System Design Interview: Design Dropbox or Google Drive w/ a Ex-Meta Staff Engineer

Tony Duong

Tony Duong

Jun 11, 2026 ・ 6 min

#system-design#dropbox#google-drive#file-storage#s3#chunking#fingerprinting#interview#distributed-systems
System Design Interview: Design Dropbox or Google Drive w/ a Ex-Meta Staff Engineer

Another entry in Hello Interview's system-design series, run by Evan (ex-Meta staff engineer and interviewer who's asked this ~50 times). Design Dropbox β€” also asked as Design Google Drive β€” is popular at Google, Amazon, and Meta. It's on the easier side, asked most often of mid-level (E4/L4) candidates but also senior and staff, where the deep dives are what separate levels.
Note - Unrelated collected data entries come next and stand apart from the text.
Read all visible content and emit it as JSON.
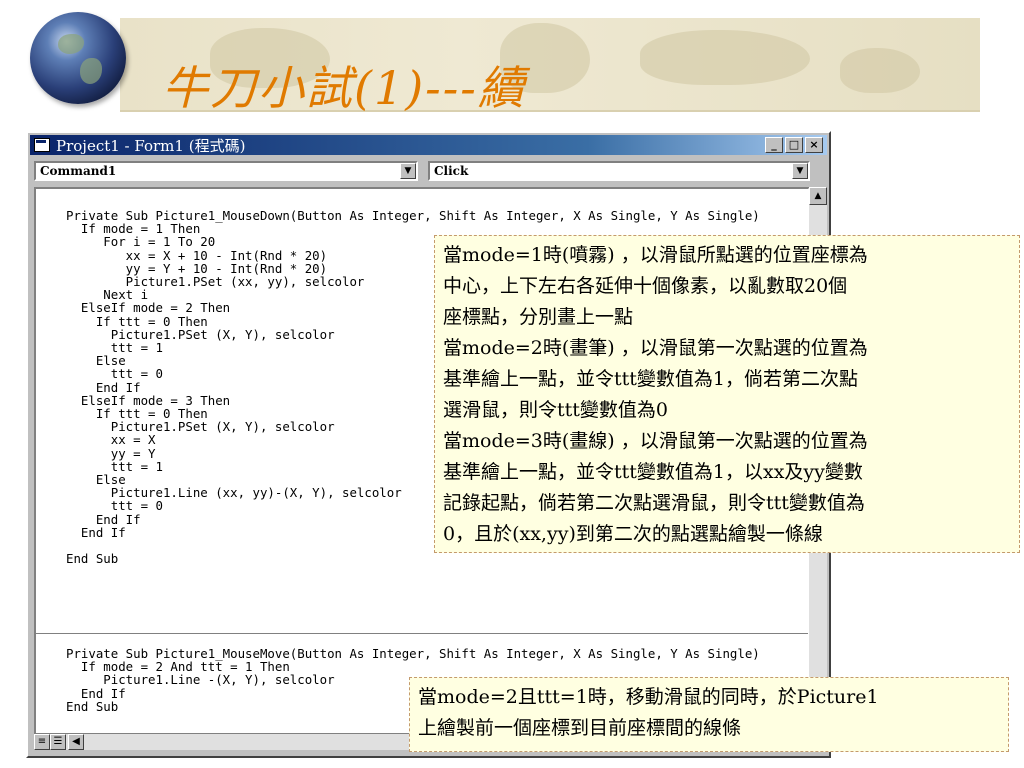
{
  "slide": {
    "title": "牛刀小試(1)---續"
  },
  "window": {
    "title": "Project1 - Form1 (程式碼)",
    "buttons": {
      "minimize": "_",
      "maximize": "□",
      "close": "×"
    },
    "object_combo": "Command1",
    "procedure_combo": "Click"
  },
  "code": {
    "mousedown_lines": [
      "Private Sub Picture1_MouseDown(Button As Integer, Shift As Integer, X As Single, Y As Single)",
      "  If mode = 1 Then",
      "     For i = 1 To 20",
      "        xx = X + 10 - Int(Rnd * 20)",
      "        yy = Y + 10 - Int(Rnd * 20)",
      "        Picture1.PSet (xx, yy), selcolor",
      "     Next i",
      "  ElseIf mode = 2 Then",
      "    If ttt = 0 Then",
      "      Picture1.PSet (X, Y), selcolor",
      "      ttt = 1",
      "    Else",
      "      ttt = 0",
      "    End If",
      "  ElseIf mode = 3 Then",
      "    If ttt = 0 Then",
      "      Picture1.PSet (X, Y), selcolor",
      "      xx = X",
      "      yy = Y",
      "      ttt = 1",
      "    Else",
      "      Picture1.Line (xx, yy)-(X, Y), selcolor",
      "      ttt = 0",
      "    End If",
      "  End If",
      "",
      "End Sub"
    ],
    "mousemove_lines": [
      "Private Sub Picture1_MouseMove(Button As Integer, Shift As Integer, X As Single, Y As Single)",
      "  If mode = 2 And ttt = 1 Then",
      "     Picture1.Line -(X, Y), selcolor",
      "  End If",
      "End Sub"
    ]
  },
  "callouts": {
    "main_lines": [
      "當mode=1時(噴霧) ，以滑鼠所點選的位置座標為",
      "中心，上下左右各延伸十個像素，以亂數取20個",
      "座標點，分別畫上一點",
      "當mode=2時(畫筆) ，以滑鼠第一次點選的位置為",
      "基準繪上一點，並令ttt變數值為1，倘若第二次點",
      "選滑鼠，則令ttt變數值為0",
      "當mode=3時(畫線) ，以滑鼠第一次點選的位置為",
      "基準繪上一點，並令ttt變數值為1，以xx及yy變數",
      "記錄起點，倘若第二次點選滑鼠，則令ttt變數值為",
      "0，且於(xx,yy)到第二次的點選點繪製一條線"
    ],
    "mousemove_lines": [
      "當mode=2且ttt=1時，移動滑鼠的同時，於Picture1",
      "上繪製前一個座標到目前座標間的線條"
    ]
  },
  "colors": {
    "title": "#e07a00",
    "titlebar": "#0a246a",
    "callout_bg": "#ffffe1",
    "callout_border": "#c49a6c"
  }
}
The repeatable roadmap: requirements β†’ core entities β†’ API β†’ high-level design β†’ deep dives.

Requirements

  • Functional: upload a file (to remote storage), download a file, and automatically sync files across devices (a local folder mirrors remote, in both directions). Out of scope: rolling your own blob storage β€” "Design S3" is a separate question.
  • Non-functional: prioritize availability over consistency (CAP) β€” it's fine if someone in the US briefly sees an old version of a file changed in Germany; low-latency uploads/downloads; support large files up to 50GB with resumable uploads; and high data integrity (eventual consistency is OK, but once it settles, local and remote must match).
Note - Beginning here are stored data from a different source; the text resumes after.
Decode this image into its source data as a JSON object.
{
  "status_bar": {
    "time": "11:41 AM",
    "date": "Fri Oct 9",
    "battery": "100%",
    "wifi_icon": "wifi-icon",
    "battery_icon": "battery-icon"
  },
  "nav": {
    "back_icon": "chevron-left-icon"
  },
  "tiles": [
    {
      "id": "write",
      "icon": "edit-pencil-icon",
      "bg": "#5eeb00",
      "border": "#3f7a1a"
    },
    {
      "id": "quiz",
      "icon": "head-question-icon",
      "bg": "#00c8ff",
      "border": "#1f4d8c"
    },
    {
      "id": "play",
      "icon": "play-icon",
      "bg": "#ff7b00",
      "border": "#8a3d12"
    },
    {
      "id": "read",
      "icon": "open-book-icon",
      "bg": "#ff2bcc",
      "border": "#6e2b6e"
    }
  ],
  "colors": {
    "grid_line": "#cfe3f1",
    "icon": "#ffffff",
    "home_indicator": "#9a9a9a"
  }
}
A teaching aside: don't do back-of-the-envelope estimations up front here. Only estimate when the numbers will directly change your design β€” and with near-infinitely-scalable blob storage, they mostly won't.

Core entities

  • File β€” the raw bytes, stored in blob storage (S3).
  • FileMetadata β€” file ID, name, MIME type, size, owner ID (FK to user), and the S3 link back to the bytes.
  • User β€” least important; sometimes a distraction better left out early.

API

  • POST /files β€” body is the file + metadata; returns 200.
  • GET /files/{fileId} β€” returns the file + metadata.
  • GET /changes?since={timestamp} β€” returns the list of file IDs that changed (later: the full metadata, to save a round trip).

User ID rides in the header (JWT / session token), not the body. Evan flags up front that these endpoints are deliberately "wrong" β€” the real upload path emerges in the deep dives, and he comes back to fix them.

High-level design

Client β†’ load balancer / API gateway (auth, rate limiting, SSL termination, routing) β†’ File Service, which writes bytes to blob storage (S3) and metadata to the File Metadata DB. The metadata row holds the S3 link.
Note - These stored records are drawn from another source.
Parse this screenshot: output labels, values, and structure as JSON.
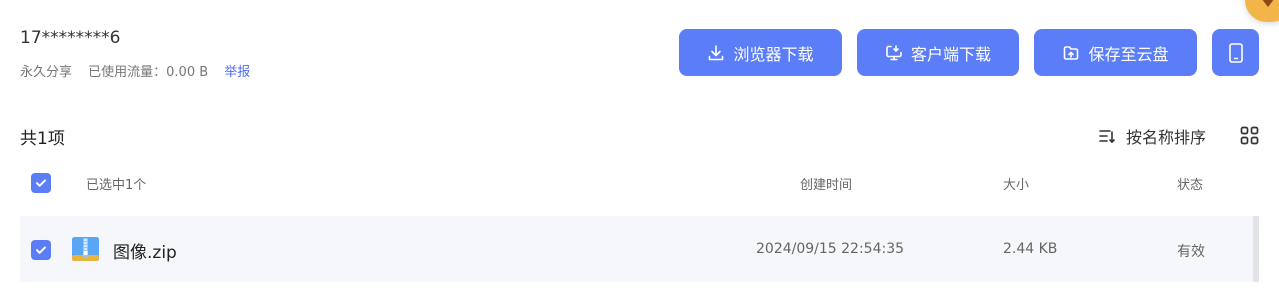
{
  "share": {
    "user": "17********6",
    "permanence": "永久分享",
    "traffic_label": "已使用流量：0.00 B",
    "report": "举报"
  },
  "actions": {
    "browser_download": "浏览器下载",
    "client_download": "客户端下载",
    "save_to_cloud": "保存至云盘",
    "phone_icon": "mobile-phone-icon"
  },
  "list": {
    "count": "共1项",
    "sort": "按名称排序",
    "view_icon": "grid-view-icon",
    "header": {
      "selected": "已选中1个",
      "created": "创建时间",
      "size": "大小",
      "status": "状态"
    },
    "files": [
      {
        "name": "图像.zip",
        "created": "2024/09/15 22:54:35",
        "size": "2.44 KB",
        "status": "有效",
        "icon": "zip-file-icon",
        "checked": true
      }
    ]
  },
  "colors": {
    "accent": "#5b7ef8",
    "link": "#4f6ef7",
    "row_bg": "#f6f7fa"
  }
}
  • Upload: file β†’ File Service β†’ S3, then write metadata, return 200.
  • Download: look up metadata by file ID, get the S3 link, and download directly from S3 (don't proxy bytes back through the server).

Sync β€” the interesting requirement

Unlike most designs, the client is "fat" and worth modeling: it holds the local folder, a client app, and a local DB (metadata + fingerprints, to know what's already downloaded). Two directions:

  • Remote changed β†’ the client polls GET /changes periodically and downloads new/changed files.
  • Local changed β†’ the OS notifies via native file-watch APIs (Windows: FileSystemWatcher, macOS: FSEvents); the app uploads via the normal path and updates the metadata.

Deep dives

The deep dives exist to satisfy the non-functional requirements.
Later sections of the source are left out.